Way back in time, when newsprint, cardboard and food packaging production started, fresh fibers were sourced from the forest to do the job. Of course, as time went on, the world came to realize that we should take back those fibers already in use and give them new life - over and over again.
Today, we know that more and more people want the packaging they use to be recycled and therefore, it needs to be as recyclable as possible. Many brands have answered the call. And many share Stora Enso’s passion to drive innovations that will allow us to recycle even more and in more effective ways.
Increasing the recycled fiber content in lower-end applications like newspaper and cardboard boxes is pretty easy. Your morning paper (if you still read the paper version) and those boxes your internet shopping habits make you collect in your garage are likely almost, if not entirely, made of recycled fibers. The packaging on the shelves in your local supermarket or the paper cup you drink your morning coffee out of are a different story all together.
Today, all food contact packaging is made from fresh fibers. Yes, that’s right – all of it. At least in Europe, there are currently no food applications that accept recycled fiber due to the extremely high requirements for purity. So when your takeaway lunch and other food packaging gets put into the correct recycling bin (which we hope it does!), it ends up reborn as those lower-end applications I mentioned, like newsprint and cardboard boxes. In a perfect world, those high-quality fibers could be used for much more demanding applications.
So what makes using recycled fiber everywhere such a challenge? One of the biggest is that fibers become more unpredictable during the recycling process. And since you also can’t be sure where the fibers have been, you don’t know what kinds of impurities they may contain. That means the cleaning process is key.
Step one – clean
Fibers are generally very receptive to cleaning because paper is made in a similar process to begin with. There’s a water system for making packaging material out of fibers and cleaning them also, which makes cleaning fibers much easier than cleaning plastics, for example, where there really is no good washing solution available to get all the impurities out of the system.
When fibers go through a production loop, they maintain their internal integrity, which again is not the case for plastics, where the polymer chains are broken down and destroyed as they’re heated up / molten to form a new shape. With fiber, the main challenge is really the length of the fiber. Every time fibers go through the loop, they get chopped down, yielding smaller and smaller pieces as you go.

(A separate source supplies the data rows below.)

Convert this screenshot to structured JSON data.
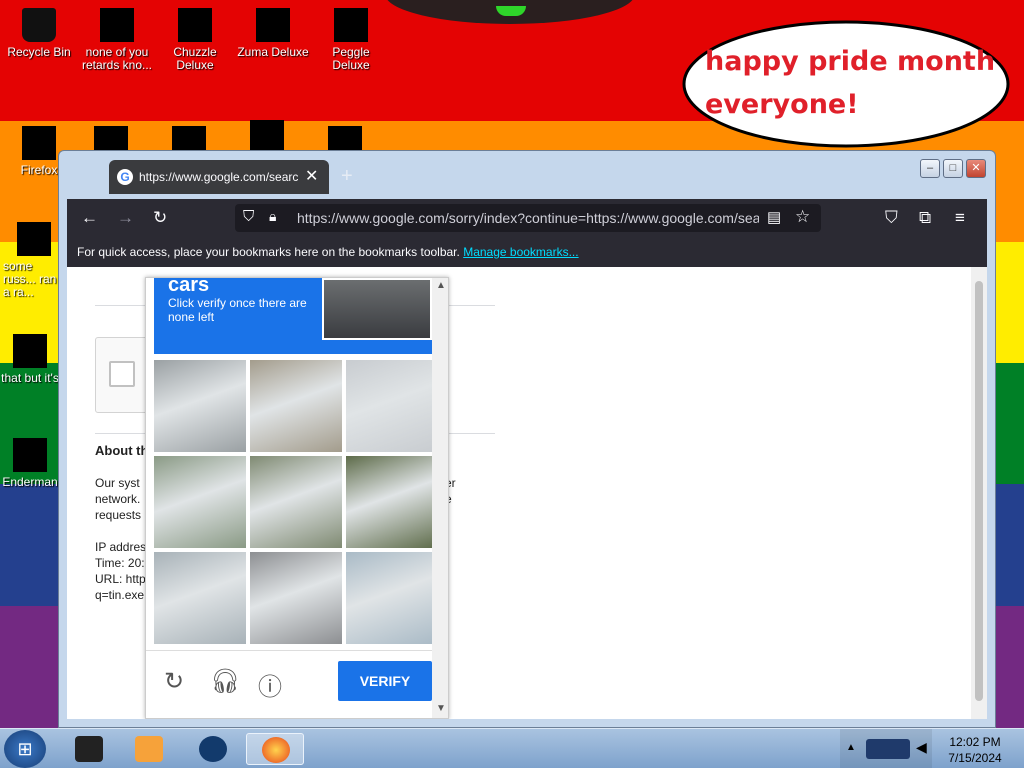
{
  "desktop": {
    "colors": [
      "#e40303",
      "#ff8c00",
      "#ffed00",
      "#008026",
      "#24408e",
      "#732982"
    ],
    "icons": [
      {
        "label": "Recycle Bin"
      },
      {
        "label": "none of you retards kno..."
      },
      {
        "label": "Chuzzle Deluxe"
      },
      {
        "label": "Zuma Deluxe"
      },
      {
        "label": "Peggle Deluxe"
      },
      {
        "label": "Firefox"
      },
      {
        "label": "some russ... ran a ra..."
      },
      {
        "label": "that but it's"
      },
      {
        "label": "Enderman"
      }
    ],
    "bubble_text": "happy pride month everyone!"
  },
  "browser": {
    "tab_title": "https://www.google.com/searc",
    "tab_close": "✕",
    "new_tab": "+",
    "url": "https://www.google.com/sorry/index?continue=https://www.google.com/sea",
    "bookmarks_text": "For quick access, place your bookmarks here on the bookmarks toolbar.",
    "bookmarks_link": "Manage bookmarks...",
    "window_buttons": {
      "minimize": "–",
      "maximize": "□",
      "close": "✕"
    }
  },
  "page": {
    "about_heading": "About th",
    "about_lines": [
      "Our syst",
      "network.",
      "requests"
    ],
    "right_fragments": [
      "er",
      "e"
    ],
    "ip_lines": [
      "IP addres",
      "Time: 20:",
      "URL: http",
      "q=tin.exe"
    ]
  },
  "captcha": {
    "heading": "cars",
    "instruction": "Click verify once there are none left",
    "verify_label": "VERIFY",
    "tiles": [
      {
        "name": "bike-lane"
      },
      {
        "name": "street-motorcycle"
      },
      {
        "name": "traffic-light"
      },
      {
        "name": "trees-road"
      },
      {
        "name": "building-hedge"
      },
      {
        "name": "garden"
      },
      {
        "name": "streetlight"
      },
      {
        "name": "intersection"
      },
      {
        "name": "palm-tree"
      }
    ],
    "tile_colors": [
      "#9aa0a3",
      "#a39c8c",
      "#c8ccd0",
      "#8a9a85",
      "#7f8a72",
      "#5d6b49",
      "#a8b2b8",
      "#8d8f92",
      "#a9bac6"
    ]
  },
  "taskbar": {
    "time": "12:02 PM",
    "date": "7/15/2024"
  }
}
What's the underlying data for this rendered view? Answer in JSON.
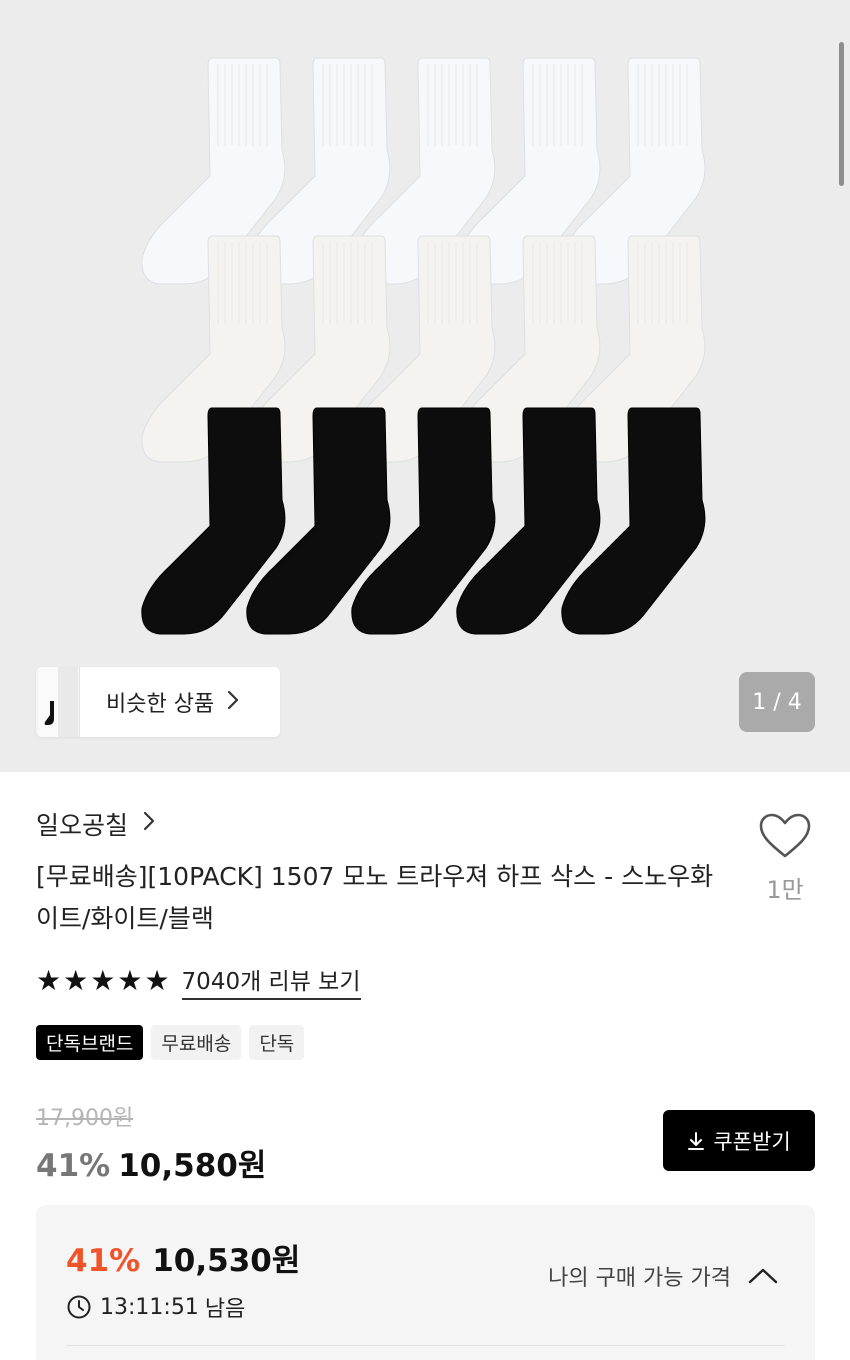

We are working on improving the cleaning process and making it cheaper and more versatile. And we’re also looking at the footprint of the cleaning process, so energy use and CO2 emissions. Because if cleaning takes too much effort and it’s better for the environment to use fresh fiber, then why do it? It needs to make sense economically and ecologically and that is something we are working hard to innovate.
Step two – sort
Once the fibers are cleaned, the next step is to sort them by quality. In addition to being easier to clean, fibers are also easier to sort than polymers. This is exciting because it means fibers can be reused many more times than polymers – up to 20 times if you do it right, whereas polymers can only be reused around 2 to 5 times. The challenge is finding ways to recycle fibers back into what they were in the first place, so cup-to-cup or carton-to- carton, for example.
If you look at liquid beverage cartons and coffee cups, for example, those are fresh and very high-quality fibers with a good value. Many of them are recycled, but end up re-used in less demanding applications and therefore some value is lost.
We know from experience and passionately believe that we can do much better with those fibers if they are sorted in a better way. We are working hard to improve this process, called “cascading,” to allow fibers to be reused in higher-end applications like food packaging.
Here again, fiber length and the health of the fiber is important. In general, as long as the cleaning process is up to par, there is no reason why these quality fibers shouldn’t go back into food applications.
The ultimate goal
We know the loop will never be closed entirely because some fibers are always lost when they’re recycled and fresh fibers will always be needed to strengthen the recycled ones. In short term, our goal is to make sure that fibers are used to their maximum potential, and there is a great deal we can do to make that happen. But the ultimate goal would be a matchmaking platform that would allow us to recycle things back into what they were, so cup-to-cup for example, mixed with fresh fibers of course to keep the quality up.
At Stora Enso, our goal is to inject as many fibers as possible back into this loop. For us, every fiber counts. We advocate for being frugal about how much new fiber we put in. And we are doing a great deal of work to minimize the loss of fiber in these processes. My personal dream would be to show that recycled fibers in general in food applications can work when cleaned properly.
All in all, this is a collective effort and there’s a lot you can do as a consumer. The better you recycle what you use, the more likely it is that the fibers will reach their full potential and live for many more loops. And you can also give feedback to the brands you interact with and push them to do things like recycle cups, if you’ve noticed that they only provide a general trash bin. We are not giving up on our goal of getting the best fibers back to the best place. Every fiber counts.